Posted on Tue 04 August 2020

please focus your attention

One thing that UNIX users have that Mac and Windows users don’t: it’s generally quite easy to change their window manager theme – and to write/draw their own.

Window decorations – a frame, a titlebar, some buttons – are handled by the X11 window manager, which is itself a replaceable part. Window managers range from minimalist exercises in reductionism through gaudy feature-festivals like Enlightenment, the original perpetrator of shaped, translucent and transparent effects. But…

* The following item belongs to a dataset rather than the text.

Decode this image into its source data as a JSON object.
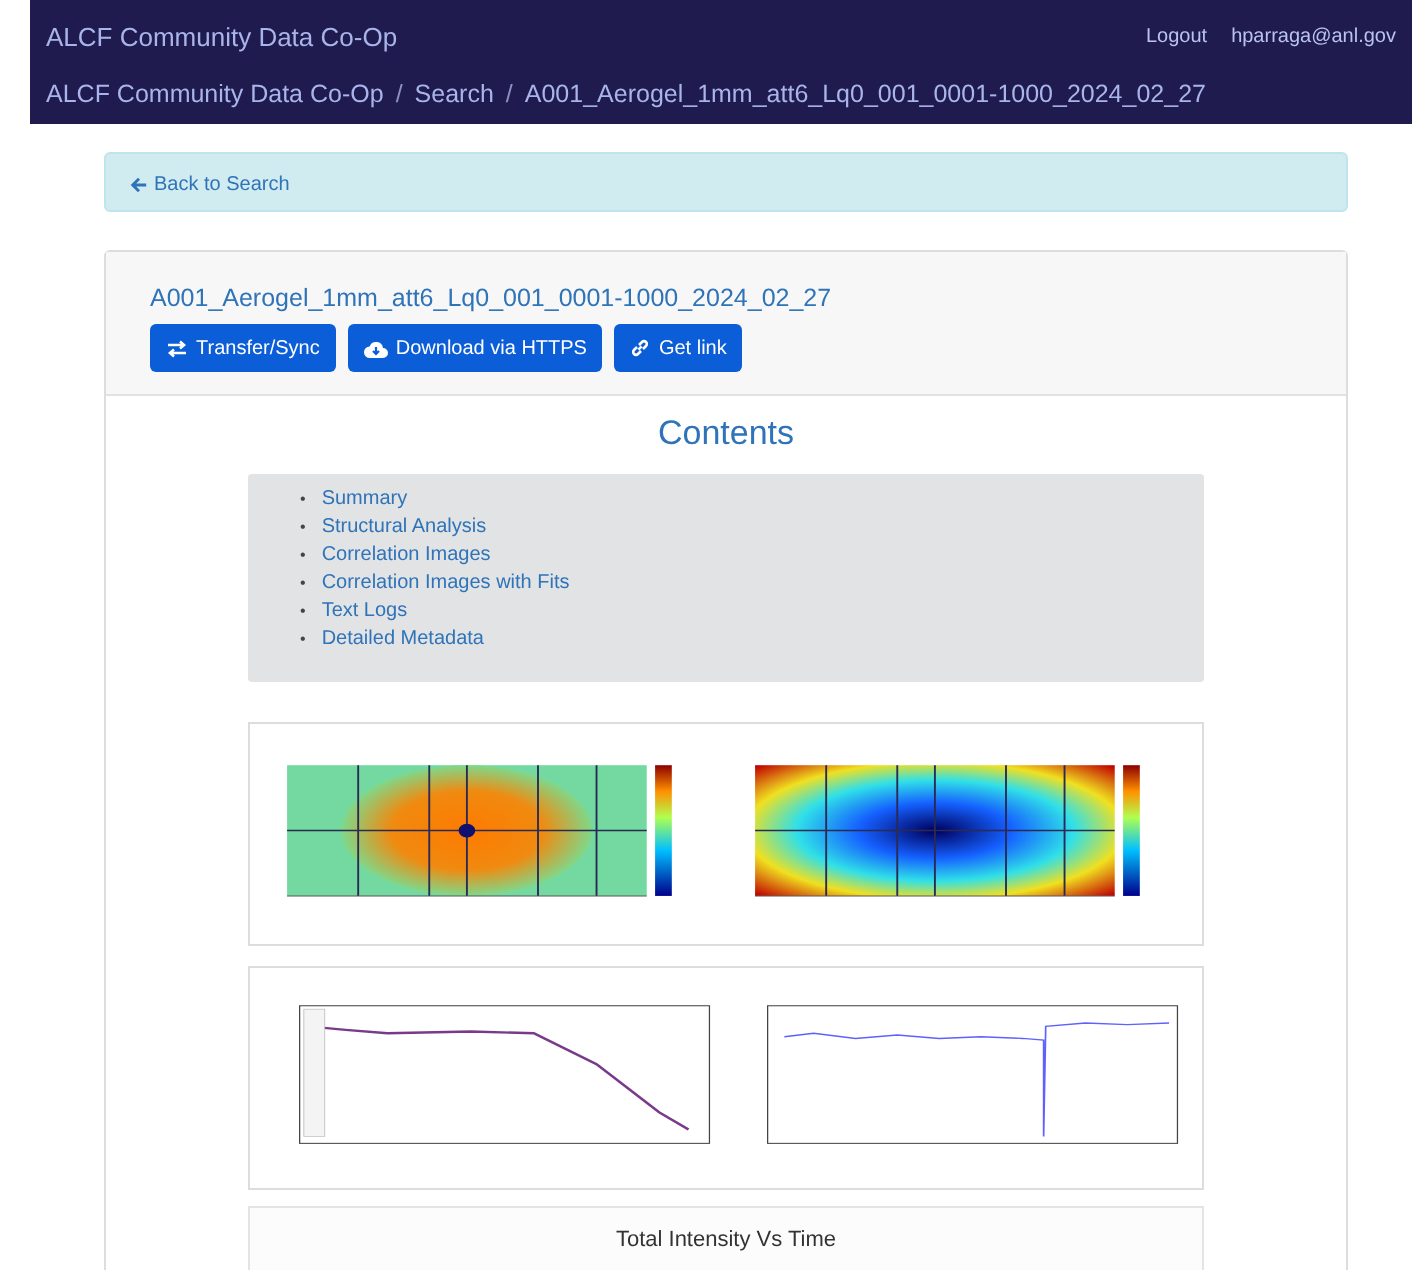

But most window manager themes get something quite wrong. They focus lots of your attention on the active window, which is good, and then they make the decorations for all the other windows dim, drab – and frequently unreadable. Here’s my insight:

The purpose of decoration on non-active windows is to have a maximally readable title, so that you can differentiate them and select the right one.

The purpose of decoration on the active window is to stand out from the rest, so that at a glance toward the screen you know which one is active.

Now, I said that it’s easy to create your own window manager theme – and so I’ve followed through and created a series of themes for XFWM, the window manager that is part of the XFCE desktop. The latest is designed for large displays, 4K and more. The active window gets a bright, rounded border (in a configurable color) and the inactive windows get thin (black/white/black, 3 pixels total) frames and high contrast black on light grey titles.

And, as with all software one writes oneself, it doesn’t have to please anyone except me.